Below the click, you can find Courage Campaign’s statement on today’s news.
By Adam Bink
Mylinda Mason is a school board candidate in Modesto, CA who opposes the FAIR Education Act, saying she doesn’t want to introduce any kind of “sexuality” discussion into schools. You know, like Billie Jean King, Bayard Rustin or Harvey Milk.
So her signs were defaced, and she responded by attacking all LGBT people in the area. Modesto Bee:
A school board candidate’s conservative view about homosexuality was the focal point for two opposing groups who waved picket and campaign signs Saturday afternoon during a demonstration at Modesto’s Five Points intersection.
About a dozen people gathered there to protest against Modesto City Schools board candidate Mylinda Mason, who on Facebook angrily denounced people she believes tore down her campaign signs.
In her Facebook posts, Mason called those who damaged her signs “homosexuals and other liberals.” She also wrote: “Militant homosexual groups and pro abortion activists have engaged in this type of behavior for decades, only now attacks are getting even more brazen.”

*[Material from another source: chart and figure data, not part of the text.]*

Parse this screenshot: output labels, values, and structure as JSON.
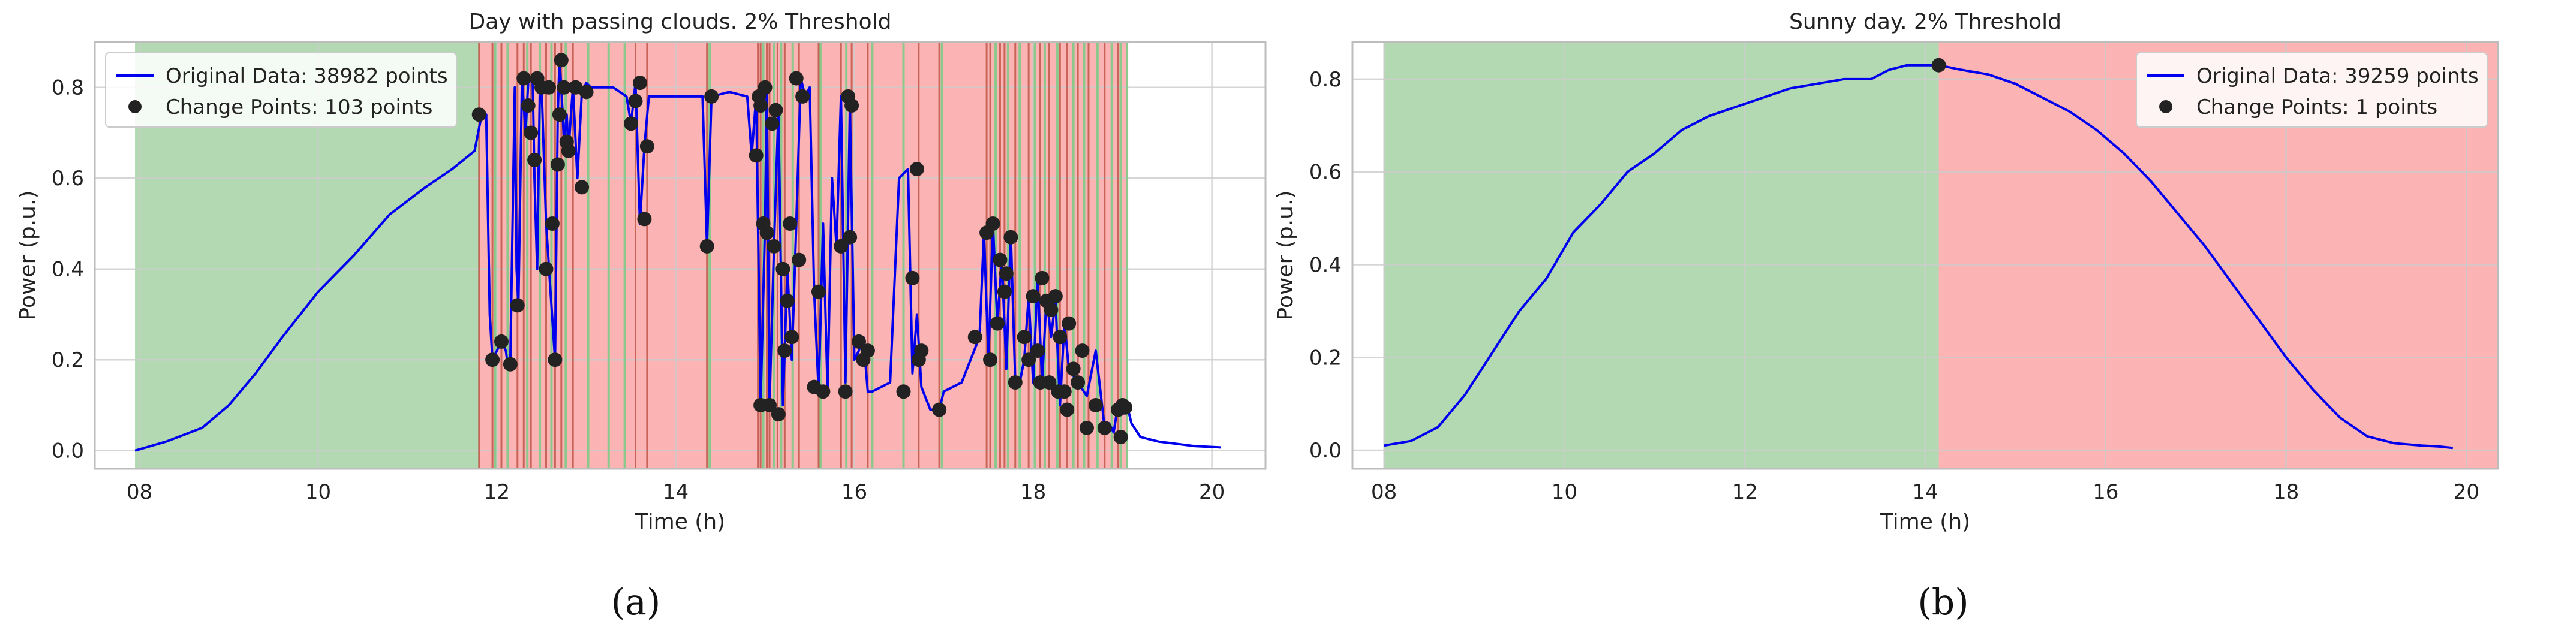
{
  "colors": {
    "line": "#0000ee",
    "points": "#222222",
    "green_region": "#b3d9b3",
    "red_region": "#fbb3b3",
    "green_boundary": "#8cc88c",
    "red_boundary": "#b84a3a",
    "grid": "#cccccc",
    "frame": "#bdbdbd"
  },
  "panels": [
    "(a)",
    "(b)"
  ],
  "chart_data": [
    {
      "type": "line",
      "title": "Day with passing clouds. 2% Threshold",
      "xlabel": "Time (h)",
      "ylabel": "Power (p.u.)",
      "xlim": [
        7.5,
        20.6
      ],
      "ylim": [
        -0.04,
        0.9
      ],
      "xticks": [
        8,
        10,
        12,
        14,
        16,
        18,
        20
      ],
      "xtick_labels": [
        "08",
        "10",
        "12",
        "14",
        "16",
        "18",
        "20"
      ],
      "yticks": [
        0.0,
        0.2,
        0.4,
        0.6,
        0.8
      ],
      "ytick_labels": [
        "0.0",
        "0.2",
        "0.4",
        "0.6",
        "0.8"
      ],
      "grid": true,
      "legend_position": "upper-left",
      "legend": [
        "Original Data: 38982 points",
        "Change Points: 103 points"
      ],
      "series": [
        {
          "name": "Original Data: 38982 points",
          "kind": "line",
          "x": [
            7.95,
            8.3,
            8.7,
            9.0,
            9.3,
            9.6,
            10.0,
            10.4,
            10.8,
            11.2,
            11.5,
            11.75,
            11.83,
            11.88,
            11.92,
            11.95,
            12.05,
            12.1,
            12.12,
            12.15,
            12.2,
            12.22,
            12.24,
            12.28,
            12.3,
            12.32,
            12.35,
            12.4,
            12.42,
            12.45,
            12.48,
            12.5,
            12.55,
            12.6,
            12.65,
            12.68,
            12.7,
            12.72,
            12.75,
            12.78,
            12.8,
            12.85,
            12.9,
            12.95,
            13.0,
            13.05,
            13.15,
            13.3,
            13.45,
            13.5,
            13.55,
            13.6,
            13.65,
            13.7,
            13.9,
            14.1,
            14.3,
            14.35,
            14.4,
            14.6,
            14.8,
            14.85,
            14.9,
            14.95,
            15.0,
            15.02,
            15.05,
            15.1,
            15.15,
            15.2,
            15.25,
            15.3,
            15.35,
            15.4,
            15.45,
            15.5,
            15.55,
            15.6,
            15.65,
            15.7,
            15.75,
            15.8,
            15.85,
            15.9,
            15.95,
            16.0,
            16.05,
            16.1,
            16.15,
            16.2,
            16.4,
            16.5,
            16.6,
            16.65,
            16.7,
            16.75,
            16.85,
            16.95,
            17.0,
            17.2,
            17.4,
            17.45,
            17.5,
            17.55,
            17.6,
            17.65,
            17.7,
            17.75,
            17.8,
            17.85,
            17.9,
            17.95,
            18.0,
            18.05,
            18.1,
            18.15,
            18.2,
            18.25,
            18.3,
            18.35,
            18.4,
            18.5,
            18.6,
            18.7,
            18.8,
            18.85,
            18.9,
            18.95,
            19.0,
            19.05,
            19.1,
            19.2,
            19.4,
            19.6,
            19.8,
            20.1
          ],
          "y": [
            0.0,
            0.02,
            0.05,
            0.1,
            0.17,
            0.25,
            0.35,
            0.43,
            0.52,
            0.58,
            0.62,
            0.66,
            0.74,
            0.74,
            0.3,
            0.2,
            0.24,
            0.22,
            0.19,
            0.2,
            0.8,
            0.4,
            0.32,
            0.82,
            0.76,
            0.7,
            0.81,
            0.82,
            0.6,
            0.4,
            0.8,
            0.8,
            0.5,
            0.35,
            0.2,
            0.74,
            0.86,
            0.8,
            0.68,
            0.74,
            0.66,
            0.8,
            0.6,
            0.79,
            0.81,
            0.8,
            0.8,
            0.8,
            0.78,
            0.72,
            0.81,
            0.5,
            0.67,
            0.78,
            0.78,
            0.78,
            0.78,
            0.45,
            0.78,
            0.79,
            0.78,
            0.65,
            0.78,
            0.1,
            0.5,
            0.8,
            0.1,
            0.45,
            0.75,
            0.1,
            0.4,
            0.2,
            0.5,
            0.82,
            0.78,
            0.8,
            0.35,
            0.13,
            0.5,
            0.13,
            0.6,
            0.45,
            0.78,
            0.15,
            0.76,
            0.2,
            0.22,
            0.25,
            0.13,
            0.13,
            0.15,
            0.6,
            0.62,
            0.17,
            0.3,
            0.14,
            0.09,
            0.09,
            0.13,
            0.15,
            0.25,
            0.48,
            0.2,
            0.5,
            0.28,
            0.42,
            0.18,
            0.48,
            0.15,
            0.15,
            0.2,
            0.34,
            0.15,
            0.38,
            0.15,
            0.34,
            0.25,
            0.33,
            0.1,
            0.28,
            0.18,
            0.15,
            0.12,
            0.22,
            0.05,
            0.06,
            0.04,
            0.1,
            0.08,
            0.1,
            0.06,
            0.03,
            0.02,
            0.015,
            0.01,
            0.007
          ]
        },
        {
          "name": "Change Points: 103 points",
          "kind": "scatter",
          "x": [
            11.8,
            11.95,
            12.05,
            12.15,
            12.23,
            12.3,
            12.35,
            12.38,
            12.45,
            12.5,
            12.55,
            12.58,
            12.62,
            12.65,
            12.7,
            12.72,
            12.75,
            12.78,
            12.8,
            12.88,
            12.95,
            13.0,
            13.5,
            13.6,
            13.65,
            13.68,
            14.35,
            14.4,
            14.9,
            14.93,
            14.95,
            14.98,
            15.0,
            15.02,
            15.05,
            15.1,
            15.12,
            15.15,
            15.2,
            15.22,
            15.28,
            15.3,
            15.35,
            15.38,
            15.42,
            15.6,
            15.65,
            15.85,
            15.9,
            15.93,
            15.97,
            16.1,
            16.15,
            16.55,
            16.7,
            16.72,
            16.75,
            16.95,
            17.35,
            17.48,
            17.52,
            17.55,
            17.6,
            17.63,
            17.68,
            17.75,
            17.8,
            17.9,
            17.95,
            18.0,
            18.05,
            18.08,
            18.1,
            18.15,
            18.18,
            18.25,
            18.3,
            18.35,
            18.4,
            18.45,
            18.5,
            18.55,
            18.6,
            18.7,
            18.8,
            18.95,
            18.98,
            19.0,
            19.03,
            14.95,
            15.08,
            15.25,
            15.55,
            15.95,
            16.05,
            12.68,
            13.55,
            12.42,
            18.2,
            18.28,
            18.38,
            17.7,
            16.65
          ],
          "y": [
            0.74,
            0.2,
            0.24,
            0.19,
            0.32,
            0.82,
            0.76,
            0.7,
            0.82,
            0.8,
            0.4,
            0.8,
            0.5,
            0.2,
            0.74,
            0.86,
            0.8,
            0.68,
            0.66,
            0.8,
            0.58,
            0.79,
            0.72,
            0.81,
            0.51,
            0.67,
            0.45,
            0.78,
            0.65,
            0.78,
            0.1,
            0.5,
            0.8,
            0.48,
            0.1,
            0.45,
            0.75,
            0.08,
            0.4,
            0.22,
            0.5,
            0.25,
            0.82,
            0.42,
            0.78,
            0.35,
            0.13,
            0.45,
            0.13,
            0.78,
            0.76,
            0.2,
            0.22,
            0.13,
            0.62,
            0.2,
            0.22,
            0.09,
            0.25,
            0.48,
            0.2,
            0.5,
            0.28,
            0.42,
            0.35,
            0.47,
            0.15,
            0.25,
            0.2,
            0.34,
            0.22,
            0.15,
            0.38,
            0.33,
            0.15,
            0.34,
            0.25,
            0.13,
            0.28,
            0.18,
            0.15,
            0.22,
            0.05,
            0.1,
            0.05,
            0.09,
            0.03,
            0.1,
            0.095,
            0.76,
            0.72,
            0.33,
            0.14,
            0.47,
            0.24,
            0.63,
            0.77,
            0.64,
            0.31,
            0.13,
            0.09,
            0.39,
            0.38
          ]
        }
      ],
      "regions": [
        {
          "from": 7.95,
          "to": 11.8,
          "color": "green"
        },
        {
          "from": 11.8,
          "to": 19.05,
          "color": "red"
        }
      ],
      "boundaries": {
        "green": [
          11.98,
          12.12,
          12.34,
          12.48,
          12.61,
          12.77,
          13.02,
          13.25,
          13.43,
          14.38,
          14.98,
          15.1,
          15.18,
          15.31,
          15.62,
          15.91,
          16.2,
          16.55,
          16.98,
          17.58,
          17.72,
          17.85,
          18.02,
          18.13,
          18.27,
          18.45,
          18.57,
          18.72,
          18.88,
          18.98,
          19.05
        ],
        "red": [
          11.8,
          11.95,
          12.05,
          12.23,
          12.3,
          12.38,
          12.55,
          12.65,
          12.72,
          12.85,
          13.55,
          13.68,
          14.35,
          14.92,
          14.95,
          15.02,
          15.05,
          15.14,
          15.22,
          15.38,
          15.6,
          15.85,
          15.97,
          16.15,
          16.72,
          16.95,
          17.48,
          17.52,
          17.63,
          17.68,
          17.8,
          17.95,
          18.08,
          18.18,
          18.3,
          18.38,
          18.5,
          18.62,
          18.8,
          18.95
        ]
      }
    },
    {
      "type": "line",
      "title": "Sunny day. 2% Threshold",
      "xlabel": "Time (h)",
      "ylabel": "Power (p.u.)",
      "xlim": [
        7.65,
        20.35
      ],
      "ylim": [
        -0.04,
        0.88
      ],
      "xticks": [
        8,
        10,
        12,
        14,
        16,
        18,
        20
      ],
      "xtick_labels": [
        "08",
        "10",
        "12",
        "14",
        "16",
        "18",
        "20"
      ],
      "yticks": [
        0.0,
        0.2,
        0.4,
        0.6,
        0.8
      ],
      "ytick_labels": [
        "0.0",
        "0.2",
        "0.4",
        "0.6",
        "0.8"
      ],
      "grid": true,
      "legend_position": "upper-right",
      "legend": [
        "Original Data: 39259 points",
        "Change Points: 1 points"
      ],
      "series": [
        {
          "name": "Original Data: 39259 points",
          "kind": "line",
          "x": [
            8.0,
            8.3,
            8.6,
            8.9,
            9.2,
            9.5,
            9.8,
            10.1,
            10.4,
            10.7,
            11.0,
            11.3,
            11.6,
            11.9,
            12.2,
            12.5,
            12.8,
            13.1,
            13.4,
            13.6,
            13.8,
            14.0,
            14.15,
            14.4,
            14.7,
            15.0,
            15.3,
            15.6,
            15.9,
            16.2,
            16.5,
            16.8,
            17.1,
            17.4,
            17.7,
            18.0,
            18.3,
            18.6,
            18.9,
            19.2,
            19.5,
            19.7,
            19.85
          ],
          "y": [
            0.01,
            0.02,
            0.05,
            0.12,
            0.21,
            0.3,
            0.37,
            0.47,
            0.53,
            0.6,
            0.64,
            0.69,
            0.72,
            0.74,
            0.76,
            0.78,
            0.79,
            0.8,
            0.8,
            0.82,
            0.83,
            0.83,
            0.83,
            0.82,
            0.81,
            0.79,
            0.76,
            0.73,
            0.69,
            0.64,
            0.58,
            0.51,
            0.44,
            0.36,
            0.28,
            0.2,
            0.13,
            0.07,
            0.03,
            0.015,
            0.01,
            0.008,
            0.005
          ]
        },
        {
          "name": "Change Points: 1 points",
          "kind": "scatter",
          "x": [
            14.15
          ],
          "y": [
            0.83
          ]
        }
      ],
      "regions": [
        {
          "from": 8.0,
          "to": 14.15,
          "color": "green"
        },
        {
          "from": 14.15,
          "to": 20.35,
          "color": "red"
        }
      ],
      "boundaries": {
        "green": [],
        "red": []
      }
    }
  ]
}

Sarah Ciccarelli helped organize the protesters who oppose Mason’s campaign. She said Mason will breed intolerance at the school district if she’s elected.
“I do not approve of anyone defacing (campaign) signs,” said Ciccarelli, 20, of Modesto. “But I don’t know why she brought up her beliefs anyway. These beliefs do not belong on a school board.”
Mason said she heard about the planned protest and gathered about 30 supporters to counter their demonstration with one of her own at the same intersection.
“I’m not a homophobe,” Mason said while holding one of her campaign signs. “I don’t hate them one bit.”
Mason said she hates that schools would introduce any type of sexuality discussion, including homosexuality, into curriculum.
The candidate is referring to a new state law that requires schools to include the historical contributions of gay, lesbian, bisexual and transgender people as well as people with disabilities. Beginning Jan. 1, schools must include these contributions in social science instruction.
“This is about that they want to shut me up,” Mason said while pointing to a large campaign sign that was spraypainted with “she hates gays.”
Ciccarelli said her group originally had planned to march along the street where Mason lives, but they decided Five Points would offer more visibility. She said the new state law helps ensure students learn about people of all backgrounds and fosters tolerance for those who are different.
“So they’re not afraid of it,” Ciccarelli said. “So students won’t get bullied because they’re homosexual.”
The protest lasted a few hours with no confrontations. At one point, some demonstrators from each side held their signs on the same corner of the intersection.
Here’s what Mason wrote on her Facebook page:
“Wow…Tough day. The Liberals are going out of their way to attack my positions on the social issues that will largely influence any implementation of mandates as a result of my School Board ‘votes’. My Biblical family values are not up for random change.”
“My signs are being damaged, torn down and stolen all over town by the intolerant left. The threat of a Christian grandmother is more than they can take. I just received the third phone call this morning to let me know about the damage done in the dark of night. Having taken a stand for what is right and true, homosexuals and other liberals want to make me pay a price, if not financially at least emotionally and psychologically. Militant homosexual groups and pro-abortion activists have engaged in this type of behavior for decades, only now attacks are getting even more brazen. MM”
More from this local TV news report.
I don’t know what the outcome of tomorrow’s elections will be, but I’m not sure anyone’s Biblical views, least of all Mylinda Mason’s, belong on a public school board. And someone should tell her that the FAIR Education Act is about teaching diversity and civil rights, not what all the right-wing groups are telling her it’s about.